The response by the tax and business communities focused mainly on the uncertainty of what might be considered “reasonable” and how this might translate into an acceptable dividend.

The finance minister has announced that it intends to move forward with the income sprinkling proposals. It intends to ensure that the rules will not impact businesses to the extent there are clear and meaningful contributions by family members. It will introduce reasonableness tests for adults in two categories – those aged 18-24 and those aged 25 and older. Adults will be asked to demonstrate their contribution to the business based on four basic principles:

  • Labour contributions
  • Capital or equity contributions
  • Financial risk, such as co-signing a loan, and/or
  • Past contributions of labour, capital or risks

While no new draft legislation has been released, the government states that the concerns surrounding uncertainty have been heard and they will simplify the proposed measures and reduce the compliance burden. Stay tuned to see what the specific legislation will contain.

Multiplication of the Capital Gains Exemption (“CGE”)

The original proposals would have disallowed the lifetime capital gains exemption on the sale of Qualified Small Business Shares and Qualified Farming Property as follows:

  • Elimination of CGE for minor children
  • Imposing TOSI reasonableness tests on availability of the CGE
  • Elimination of CGE for property held in a trust

After review, the government has backed off on all of the above proposals and will not be going forward with any of them.

Converting Income into Capital Gains

These proposals were designed to curtail what the government perceived as abusive “surplus stripping”.  It would have extended the rules in section 84.1, to any non-arm’s length sale of shares to a corporation. It would also have applied dividend treatment to any such sale, even where tax had already been paid on a previous capital gain on the same shares.

These proposals would have eliminated the “pipeline” strategy, widely used to limit the incidence of taxes on the death of an individual shareholder to a single capital gain in the hands of the deceased. It would have greatly increased the chances of gains on private company shares being taxed twice.

Thanks to the concerns expressed by the tax and business communities, the government has backed off completely on these proposals and will not be going forward with them.

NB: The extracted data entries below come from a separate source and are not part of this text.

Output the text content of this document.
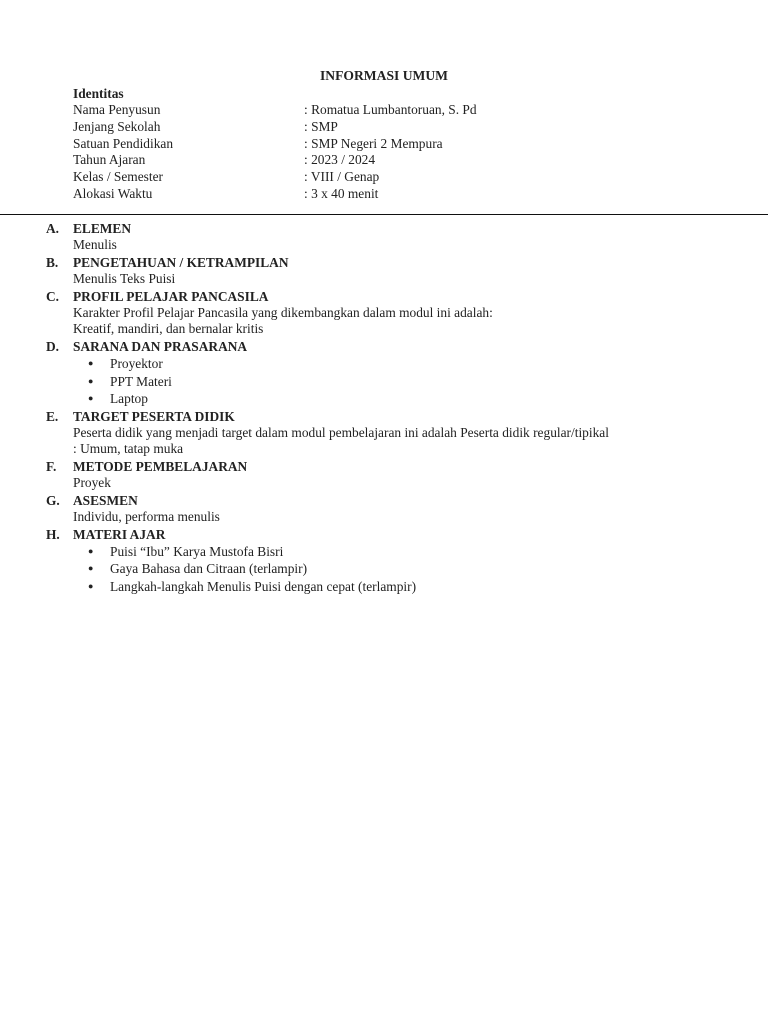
INFORMASI UMUM
Identitas
Nama Penyusun	: Romatua Lumbantoruan, S. Pd
Jenjang Sekolah	: SMP
Satuan Pendidikan	: SMP Negeri 2 Mempura
Tahun Ajaran	: 2023 / 2024
Kelas / Semester	: VIII / Genap
Alokasi Waktu	: 3 x 40 menit
A.	ELEMEN
Menulis
B.	PENGETAHUAN / KETRAMPILAN
Menulis Teks Puisi
C.	PROFIL PELAJAR PANCASILA
Karakter Profil Pelajar Pancasila yang dikembangkan dalam modul ini adalah:
Kreatif, mandiri, dan bernalar kritis
D.	SARANA DAN PRASARANA
●	Proyektor
●	PPT Materi
●	Laptop
E.	TARGET PESERTA DIDIK
Peserta didik yang menjadi target dalam modul pembelajaran ini adalah Peserta didik regular/tipikal
: Umum, tatap muka
F.	METODE PEMBELAJARAN
Proyek
G. ASESMEN
Individu, performa menulis
H. MATERI AJAR
●	Puisi “Ibu” Karya Mustofa Bisri
●	Gaya Bahasa dan Citraan (terlampir)
●	Langkah-langkah Menulis Puisi dengan cepat (terlampir)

This is great news for those who still have reservations about the legitimacy of implementing the Pipeline strategy on the death of a private company shareholder as the government specifically mentioned that it was responding to concerns about taxation on death.

Holding Passive Investments

The initial proposals addressed concerns that shareholders of private corporations are able to defer the ultimate taxation on their savings, thereby creating a larger pool of capital to be invested for retirement. This is an advantage that a shareholder of a private corporation enjoys compared to a person without a company and is to be eliminated.

After consulting with the public, the government, while not abandoning the proposals, has agreed to relax them.

First, any capital already in existence will not be affected by the new rules. They will not apply retroactively to existing retained earnings.

Second, there will be a base amount of $50,000 of passive income that a corporation may earn each year while still not having the rules apply. This is the equivalent of $1 million of capital invested at a 5% rate of return. Any income above that amount will not benefit from the tax deferral.

There is still no draft legislation to indicate exactly which mechanism will put in place. The new year should bring new announcements and more details in this important area.